А вообще, что с Россией не так?
— Я так не считаю. С моей точки зрения, с Россией всё нормально. В России есть политический режим, который преступный. А у общества нет никаких инструментов, чтобы с ним распрощаться. Для того чтобы добиться свободы, всегда нужно жертвовать жизнями. Люди к этому не готовы.
Люди должны научиться самостоятельно думать. Цель любой пропаганды — чтобы вы вообще перестали думать самостоятельно. Вот когда люди задумаются и поставят перед собой эти вопросы, вот тогда эта грань будет перейдена. А когда это произойдёт, мы не знаем.
Зачем Путину эта война?
— Не знаю. Никогда об этом не думала. Мне он не интересен вообще. Меня не интересует политика как таковая. Кто такой Путин и зачем он всё это делает? Мне это предельно неинтересно. Для меня он никто. Он должен максимально быстро уйти, потому что шкала общественного блага для граждан России уже находится в минусовой отметке давно.
Возможно ли после окончания войны покаяние перед Украиной?
— Первое, что должна будет сделать Россия, — это провести судебные процессы и взять весь объём расследования и привлечения к ответственности за военные преступления на себя. Если Россия этого не сделает, дальше следующего шага никакого не будет. Национальная российская юрисдикция должна продемонстрировать, что страна отказывается от этого прошлого.

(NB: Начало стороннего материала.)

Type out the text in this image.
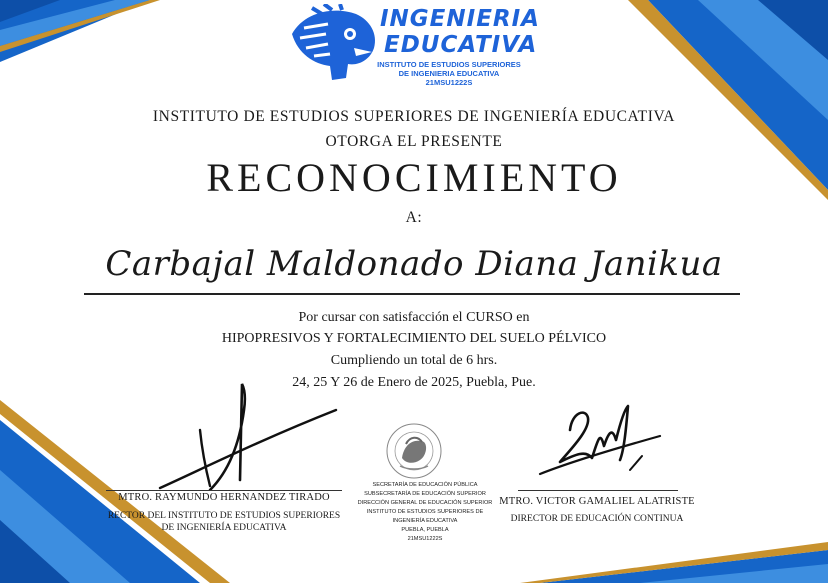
INGENIERIA
EDUCATIVA
INSTITUTO DE ESTUDIOS SUPERIORES
DE INGENIERIA EDUCATIVA
21MSU1222S
INSTITUTO DE ESTUDIOS SUPERIORES DE INGENIERÍA EDUCATIVA
OTORGA EL PRESENTE
RECONOCIMIENTO
A:
Carbajal Maldonado Diana Janikua
Por cursar con satisfacción el CURSO en
HIPOPRESIVOS Y FORTALECIMIENTO DEL SUELO PÉLVICO
Cumpliendo un total de 6 hrs.
24, 25 Y 26 de Enero de 2025, Puebla, Pue.
MTRO. RAYMUNDO HERNANDEZ TIRADO
RECTOR DEL INSTITUTO DE ESTUDIOS SUPERIORES
DE INGENIERÍA EDUCATIVA
SECRETARÍA DE EDUCACIÓN PÚBLICA
SUBSECRETARÍA DE EDUCACIÓN SUPERIOR
DIRECCIÓN GENERAL DE EDUCACIÓN SUPERIOR
INSTITUTO DE ESTUDIOS SUPERIORES DE
INGENIERÍA EDUCATIVA
PUEBLA, PUEBLA
21MSU1222S
MTRO. VICTOR GAMALIEL ALATRISTE
DIRECTOR DE EDUCACIÓN CONTINUA
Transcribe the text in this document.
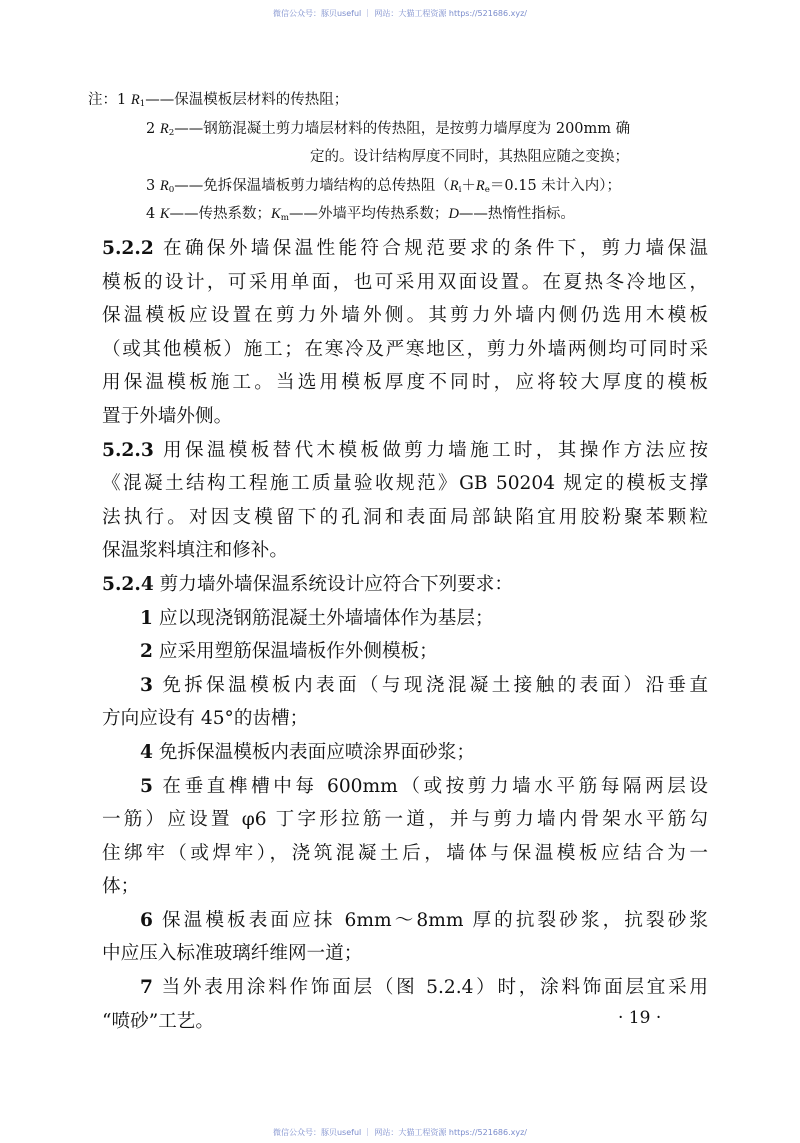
微信公众号：豚贝useful ｜ 网站：大猫工程资源 https://521686.xyz/
注：1 $R_1——$保温模板层材料的传热阻；
2 $R_2——$钢筋混凝土剪力墙层材料的传热阻，是按剪力墙厚度为 200mm 确
定的。设计结构厚度不同时，其热阻应随之变换；
3 $R_0——$免拆保温墙板剪力墙结构的总传热阻（$R_i+R_e=0.15$ 未计入内）；
4 K——传热系数；$K_m——$外墙平均传热系数；D——热惰性指标。
5.2.2 在确保外墙保温性能符合规范要求的条件下，剪力墙保温
模板的设计，可采用单面，也可采用双面设置。在夏热冬冷地区，
保温模板应设置在剪力外墙外侧。其剪力外墙内侧仍选用木模板
（或其他模板）施工；在寒冷及严寒地区，剪力外墙两侧均可同时采
用保温模板施工。当选用模板厚度不同时，应将较大厚度的模板
置于外墙外侧。
5.2.3 用保温模板替代木模板做剪力墙施工时，其操作方法应按
《混凝土结构工程施工质量验收规范》GB 50204 规定的模板支撑
法执行。对因支模留下的孔洞和表面局部缺陷宜用胶粉聚苯颗粒
保温浆料填注和修补。
5.2.4 剪力墙外墙保温系统设计应符合下列要求：
1 应以现浇钢筋混凝土外墙墙体作为基层；
2 应采用塑筋保温墙板作外侧模板；
3 免拆保温模板内表面（与现浇混凝土接触的表面）沿垂直
方向应设有 45°的齿槽；
4 免拆保温模板内表面应喷涂界面砂浆；
5 在垂直榫槽中每 600mm（或按剪力墙水平筋每隔两层设
一筋）应设置 φ6 丁字形拉筋一道，并与剪力墙内骨架水平筋勾
住绑牢（或焊牢），浇筑混凝土后，墙体与保温模板应结合为一
体；
6 保温模板表面应抹 6mm～8mm 厚的抗裂砂浆，抗裂砂浆
中应压入标准玻璃纤维网一道；
7 当外表用涂料作饰面层（图 5.2.4）时，涂料饰面层宜采用
“喷砂”工艺。	· 19 ·
微信公众号：豚贝useful ｜ 网站：大猫工程资源 https://521686.xyz/
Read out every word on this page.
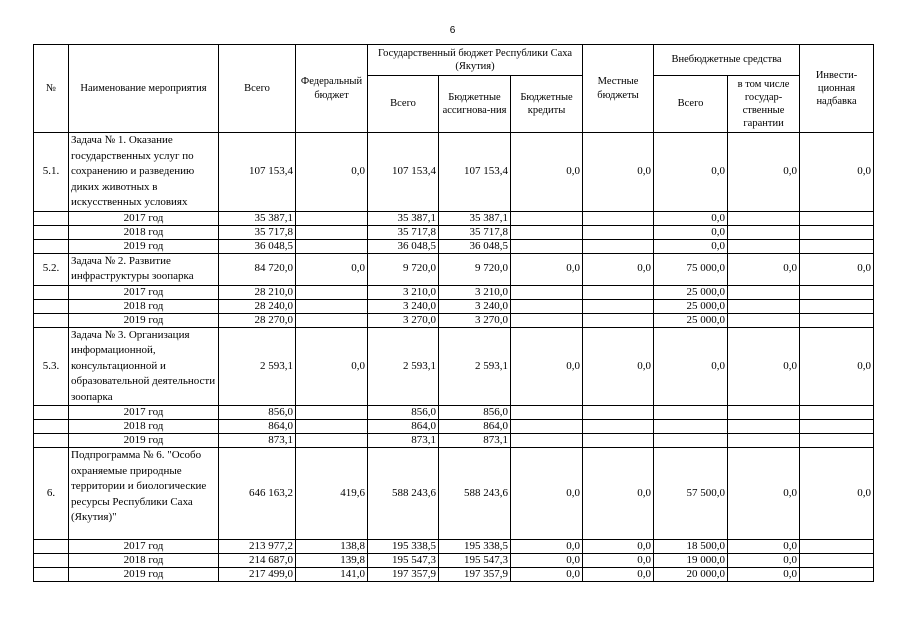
6
№	Наименование мероприятия	Всего	Федеральный бюджет	Государственный бюджет Республики Саха (Якутия)			Местные бюджеты	Внебюджетные средства		Инвести-ционная надбавка
				Всего	Бюджетные ассигнова-ния	Бюджетные кредиты		Всего	в том числе государ-ственные гарантии	
5.1.	Задача № 1. Оказание государственных услуг по сохранению и разведению диких животных в искусственных условиях	107 153,4	0,0	107 153,4	107 153,4	0,0	0,0	0,0	0,0	0,0
	2017 год	35 387,1		35 387,1	35 387,1			0,0		
	2018 год	35 717,8		35 717,8	35 717,8			0,0		
	2019 год	36 048,5		36 048,5	36 048,5			0,0		
5.2.	Задача № 2. Развитие инфраструктуры зоопарка	84 720,0	0,0	9 720,0	9 720,0	0,0	0,0	75 000,0	0,0	0,0
	2017 год	28 210,0		3 210,0	3 210,0			25 000,0		
	2018 год	28 240,0		3 240,0	3 240,0			25 000,0		
	2019 год	28 270,0		3 270,0	3 270,0			25 000,0		
5.3.	Задача № 3. Организация информационной, консультационной и образовательной деятельности зоопарка	2 593,1	0,0	2 593,1	2 593,1	0,0	0,0	0,0	0,0	0,0
	2017 год	856,0		856,0	856,0					
	2018 год	864,0		864,0	864,0					
	2019 год	873,1		873,1	873,1					
6.	Подпрограмма № 6. "Особо охраняемые природные территории и биологические ресурсы Республики Саха (Якутия)"	646 163,2	419,6	588 243,6	588 243,6	0,0	0,0	57 500,0	0,0	0,0
	2017 год	213 977,2	138,8	195 338,5	195 338,5	0,0	0,0	18 500,0	0,0	
	2018 год	214 687,0	139,8	195 547,3	195 547,3	0,0	0,0	19 000,0	0,0	
	2019 год	217 499,0	141,0	197 357,9	197 357,9	0,0	0,0	20 000,0	0,0	
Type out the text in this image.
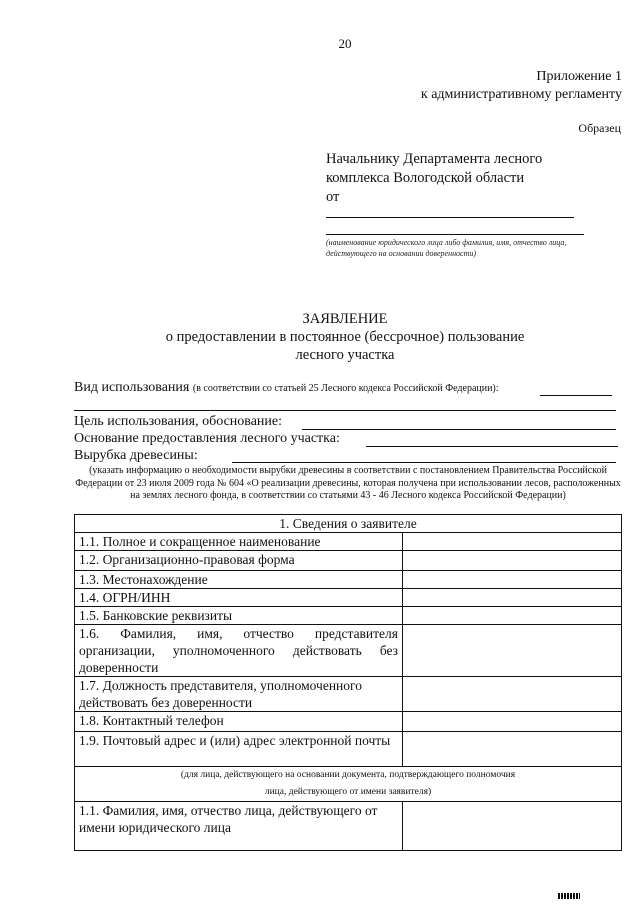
20
Приложение 1
к административному регламенту
Образец
Начальнику Департамента лесного
комплекса Вологодской области
от
(наименование юридического лица либо фамилия, имя, отчество лица, действующего на основании доверенности)
ЗАЯВЛЕНИЕ
о предоставлении в постоянное (бессрочное) пользование
лесного участка
Вид использования (в соответствии со статьей 25 Лесного кодекса Российской Федерации):
Цель использования, обоснование:
Основание предоставления лесного участка:
Вырубка древесины:
(указать информацию о необходимости вырубки древесины в соответствии с постановлением Правительства Российской Федерации от 23 июля 2009 года № 604 «О реализации древесины, которая получена при использовании лесов, расположенных на землях лесного фонда, в соответствии со статьями 43 - 46 Лесного кодекса Российской Федерации)
1. Сведения о заявителе	
1.1. Полное и сокращенное наименование	
1.2. Организационно-правовая форма	
1.3. Местонахождение	
1.4. ОГРН/ИНН	
1.5. Банковские реквизиты	
1.6. Фамилия, имя, отчество представителя организации, уполномоченного действовать без доверенности	
1.7. Должность представителя, уполномоченного действовать без доверенности	
1.8. Контактный телефон	
1.9. Почтовый адрес и (или) адрес электронной почты	
(для лица, действующего на основании документа, подтверждающего полномочия лица, действующего от имени заявителя)	
1.1. Фамилия, имя, отчество лица, действующего от имени юридического лица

Так делали все остальные страны. Международные трибуналы осуждают верхушку, а весь объём военных преступлений уходит в национальные юрисдикции. Нюрнбергский трибунал длился до конца 60-х годов. Лидеры были осуждены сразу, а тысячи надзирателей и рядовых сотрудников расследовали немецкие суды десятилетиями. Россия должна обязательно пройти этот этап. Никакого покаяния без этого не получится.
Чего вы боитесь?
— Навредить людям. А лично чего я боюсь — не хотела бы говорить.
Что даёт надежду?
— Свойственное людям стремление к любви и счастью.